Podcasting is one of the few leadership and brand storytelling mediums built to hold real-time processing. The pace is slower. The level of intimacy is higher. Audiences expect to walk through the ideas with you and think about them as you speak them, a kind of co-authorship in real time.

A podcast lets leaders do four things that other formats make difficult:

  1. Explore ideas while they’re still messy: Listeners hear the search, not just the conclusion.
  2. Show their full cognitive range: Thoughtfulness, hesitation, curiosity, humour, doubt, and conviction all have space to breathe.
  3. Build emotional presence: Tone, pacing, laughter, and pauses carry meaning that scripted content flattens.
  4. Demonstrate authenticity by showing their working: The path becomes as meaningful as the destination.

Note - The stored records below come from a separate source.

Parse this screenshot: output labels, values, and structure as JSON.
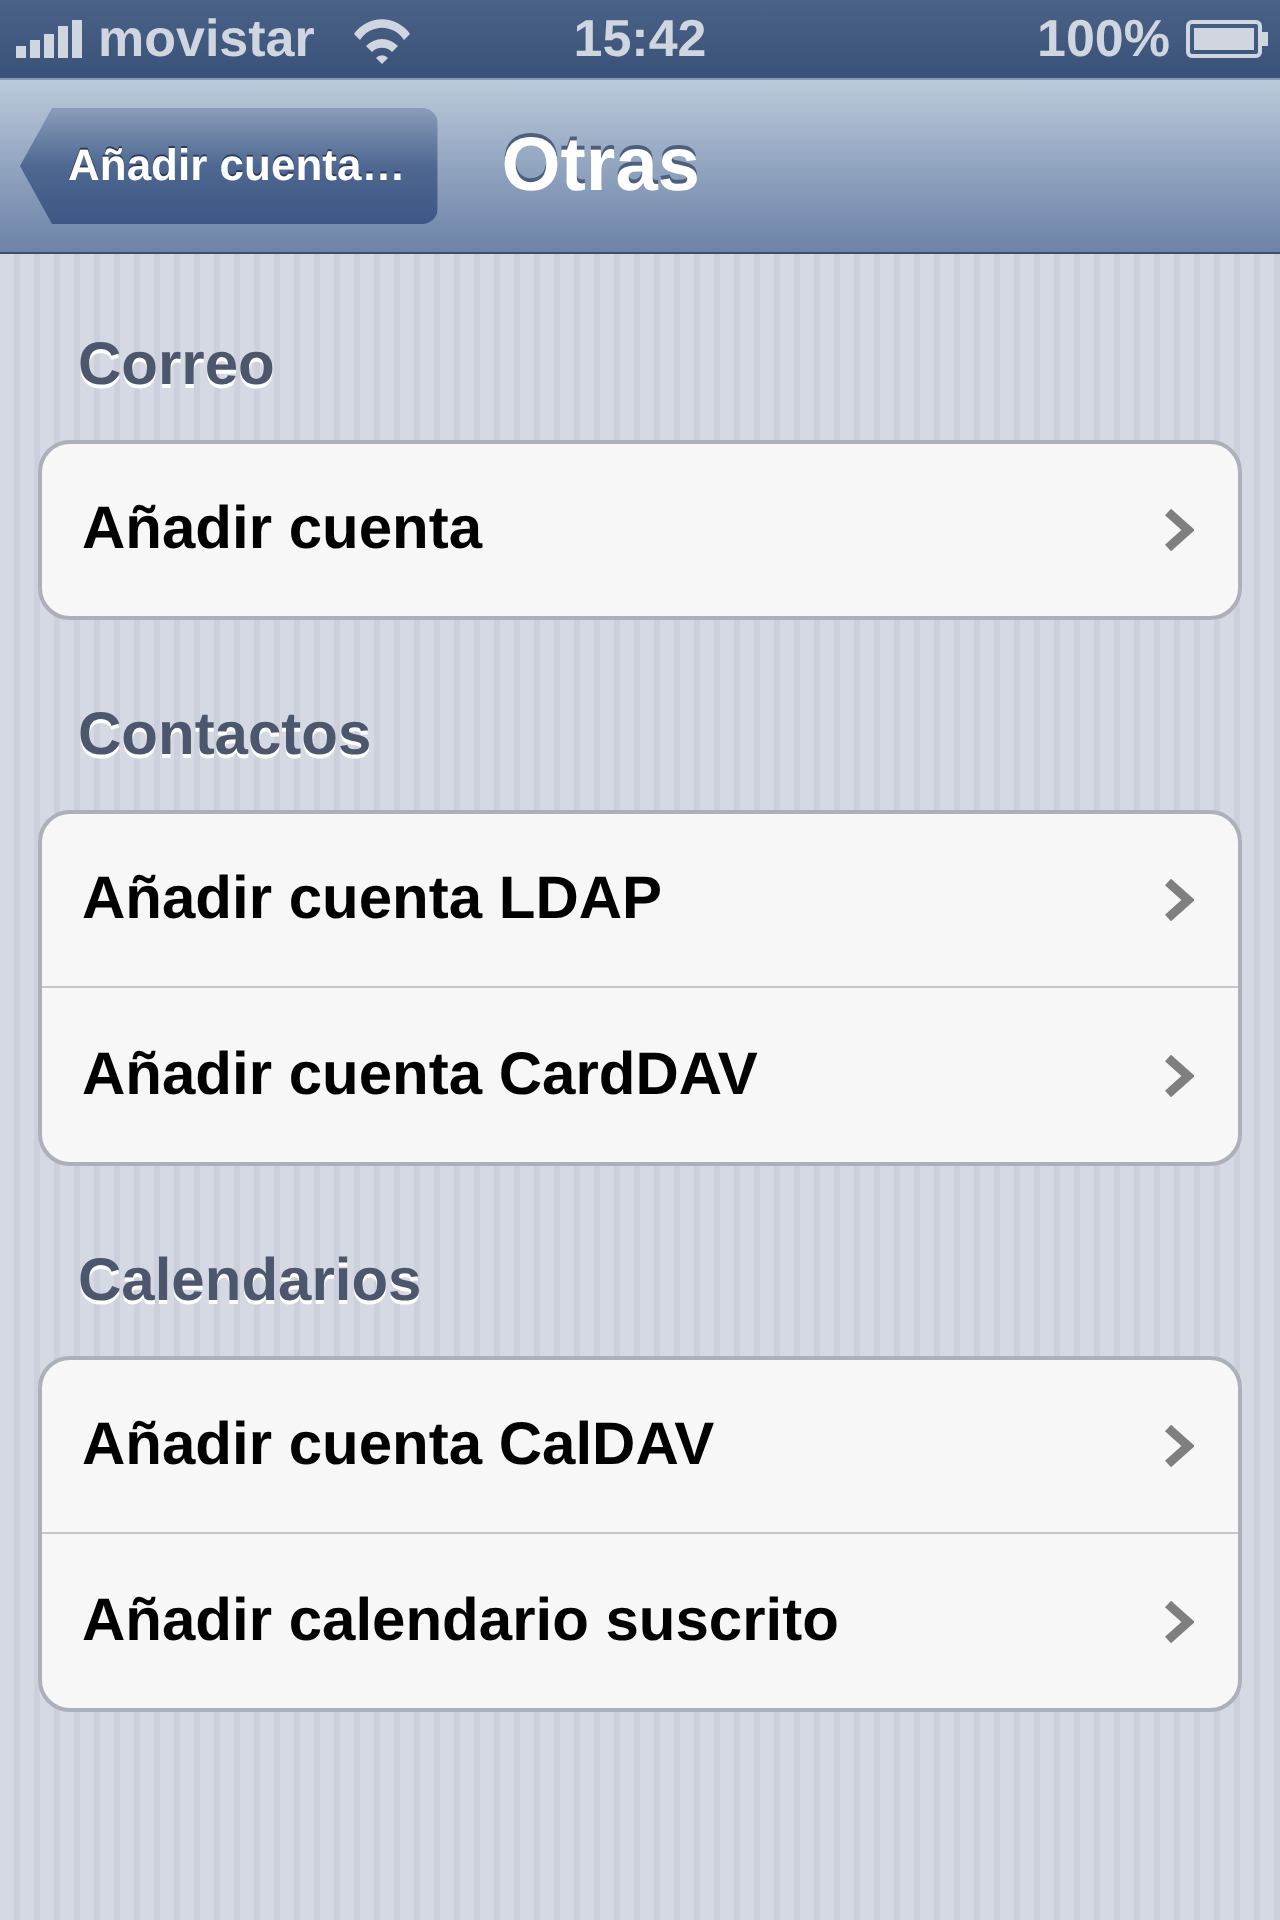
{
  "status_bar": {
    "carrier": "movistar",
    "time": "15:42",
    "battery": "100%"
  },
  "nav_bar": {
    "back_button": "Añadir cuenta…",
    "title": "Otras"
  },
  "sections": [
    {
      "header": "Correo",
      "rows": [
        {
          "label": "Añadir cuenta"
        }
      ]
    },
    {
      "header": "Contactos",
      "rows": [
        {
          "label": "Añadir cuenta LDAP"
        },
        {
          "label": "Añadir cuenta CardDAV"
        }
      ]
    },
    {
      "header": "Calendarios",
      "rows": [
        {
          "label": "Añadir cuenta CalDAV"
        },
        {
          "label": "Añadir calendario suscrito"
        }
      ]
    }
  ]
}
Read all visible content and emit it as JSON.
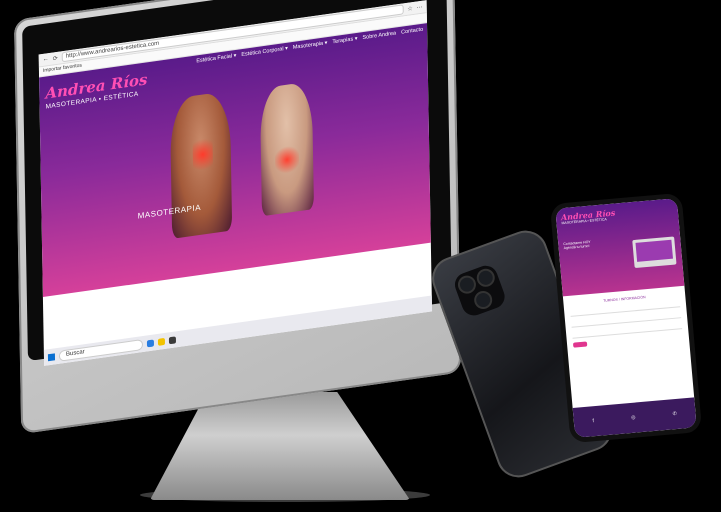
{
  "browser": {
    "url": "http://www.andrearios-estetica.com",
    "bookmarks_label": "Importar favoritos"
  },
  "site": {
    "logo": "Andrea Ríos",
    "tagline": "MASOTERAPIA • ESTÉTICA",
    "nav": [
      "Estética Facial ▾",
      "Estética Corporal ▾",
      "Masoterapia ▾",
      "Terapias ▾",
      "Sobre Andrea",
      "Contacto"
    ],
    "hero_label": "MASOTERAPIA"
  },
  "taskbar": {
    "search_placeholder": "Buscar"
  },
  "phone": {
    "logo": "Andrea Ríos",
    "tagline": "MASOTERAPIA • ESTÉTICA",
    "hero_text": "Contactame HOY Agendá tu turno!",
    "section_title": "TURNOS / INFORMACIÓN"
  },
  "colors": {
    "brand_pink": "#ff4fb4",
    "brand_purple": "#5a1b8a"
  }
}
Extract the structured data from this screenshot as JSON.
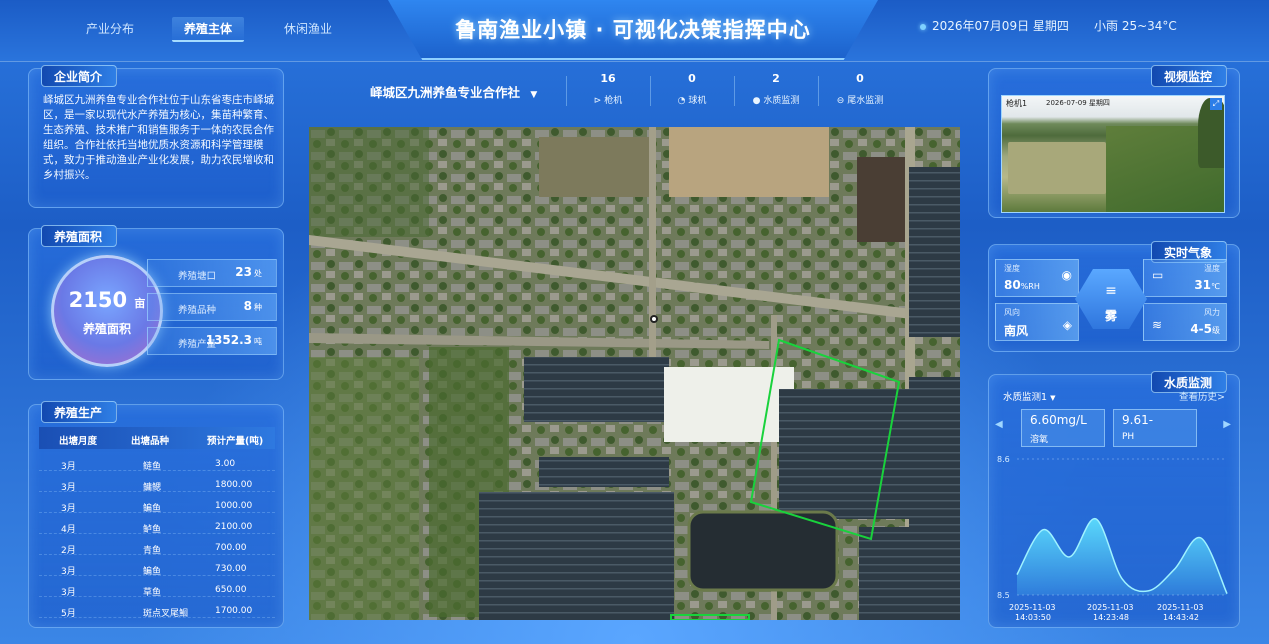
{
  "header": {
    "title": "鲁南渔业小镇 · 可视化决策指挥中心",
    "tabs": [
      {
        "label": "产业分布",
        "active": false
      },
      {
        "label": "养殖主体",
        "active": true
      },
      {
        "label": "休闲渔业",
        "active": false
      }
    ],
    "date": "2026年07月09日 星期四",
    "weather": "小雨 25~34°C"
  },
  "company_intro": {
    "title": "企业简介",
    "text": "峄城区九洲养鱼专业合作社位于山东省枣庄市峄城区，是一家以现代水产养殖为核心，集苗种繁育、生态养殖、技术推广和销售服务于一体的农民合作组织。合作社依托当地优质水资源和科学管理模式，致力于推动渔业产业化发展，助力农民增收和乡村振兴。"
  },
  "area": {
    "title": "养殖面积",
    "value": "2150",
    "unit": "亩",
    "label": "养殖面积",
    "stats": [
      {
        "label": "养殖塘口",
        "value": "23",
        "unit": "处"
      },
      {
        "label": "养殖品种",
        "value": "8",
        "unit": "种"
      },
      {
        "label": "养殖产量",
        "value": "1352.3",
        "unit": "吨"
      }
    ]
  },
  "production": {
    "title": "养殖生产",
    "headers": [
      "出塘月度",
      "出塘品种",
      "预计产量(吨)"
    ],
    "rows": [
      [
        "3月",
        "鲢鱼",
        "3.00"
      ],
      [
        "3月",
        "鳙鳃",
        "1800.00"
      ],
      [
        "3月",
        "鳊鱼",
        "1000.00"
      ],
      [
        "4月",
        "鲈鱼",
        "2100.00"
      ],
      [
        "2月",
        "青鱼",
        "700.00"
      ],
      [
        "3月",
        "鳊鱼",
        "730.00"
      ],
      [
        "3月",
        "草鱼",
        "650.00"
      ],
      [
        "5月",
        "斑点叉尾鮰",
        "1700.00"
      ]
    ]
  },
  "center": {
    "cooperative": "峄城区九洲养鱼专业合作社",
    "dropdown_icon": "caret-down",
    "stats": [
      {
        "value": "16",
        "label": "枪机",
        "icon": "camera-icon"
      },
      {
        "value": "0",
        "label": "球机",
        "icon": "dome-camera-icon"
      },
      {
        "value": "2",
        "label": "水质监测",
        "icon": "water-drop-icon"
      },
      {
        "value": "0",
        "label": "尾水监测",
        "icon": "wastewater-icon"
      }
    ]
  },
  "video": {
    "title": "视频监控",
    "camera_label": "枪机1",
    "timestamp": "2026-07-09 星期四"
  },
  "weather_panel": {
    "title": "实时气象",
    "humidity": {
      "label": "湿度",
      "value": "80",
      "unit": "%RH"
    },
    "temperature": {
      "label": "温度",
      "value": "31",
      "unit": "℃"
    },
    "wind_dir": {
      "label": "风向",
      "value": "南风"
    },
    "wind_force": {
      "label": "风力",
      "value": "4-5",
      "unit": "级"
    },
    "condition": "雾"
  },
  "water_quality": {
    "title": "水质监测",
    "device": "水质监测1",
    "history_link": "查看历史>",
    "cards": [
      {
        "value": "6.60mg/L",
        "label": "溶氧"
      },
      {
        "value": "9.61-",
        "label": "PH"
      }
    ],
    "chart_data": {
      "type": "area",
      "ylim_labels": [
        "8.6",
        "8.5"
      ],
      "x": [
        "2025-11-03 14:03:50",
        "2025-11-03 14:23:48",
        "2025-11-03 14:43:42"
      ],
      "x_top": [
        "2025-11-03",
        "2025-11-03",
        "2025-11-03"
      ],
      "x_bottom": [
        "14:03:50",
        "14:23:48",
        "14:43:42"
      ],
      "values": [
        8.515,
        8.548,
        8.528,
        8.556,
        8.512,
        8.503,
        8.519,
        8.542,
        8.501
      ]
    }
  },
  "colors": {
    "accent": "#8fd0ff",
    "panel": "#286edc",
    "map_polygon": "#19d23c"
  }
}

In many media formats, leaders feel compelled to lock down their ideas before speaking. In podcasting, the unfinished thought is often the most compelling moment. It’s the moment listeners trust.

The craft of leadership communication

When leaders talk through a problem on mic, the audience witnesses a form of craftsmanship. Ideas are carved, tested, reshaped, and strengthened in real time. You can hear when someone encounters resistance, when a guest challenges an assumption and forces a rethink. You can hear the moment an idea finds its footing. And suddenly the whole audience is ready to “giv’er.”

These moments create emotional texture and reveal personality. They illuminate the inner architecture of someone’s thinking.

And in a landscape of AI-scrubbed content, rapid-fire messaging, and interchangeable corporate statements, this is what stands out. The Build Canada episode of Disruptors resonated because listeners didn’t just hear experts describe the evolution of Canadian trade infrastructure in clinical terms. They heard people embody it, own it, laugh about it, in language that felt relatable and human. 

This is the power of letting leaders think in real time, letting them speak with their full, imperfect, and human voice. And podcasting remains the most natural medium for capturing those sparks as they occur.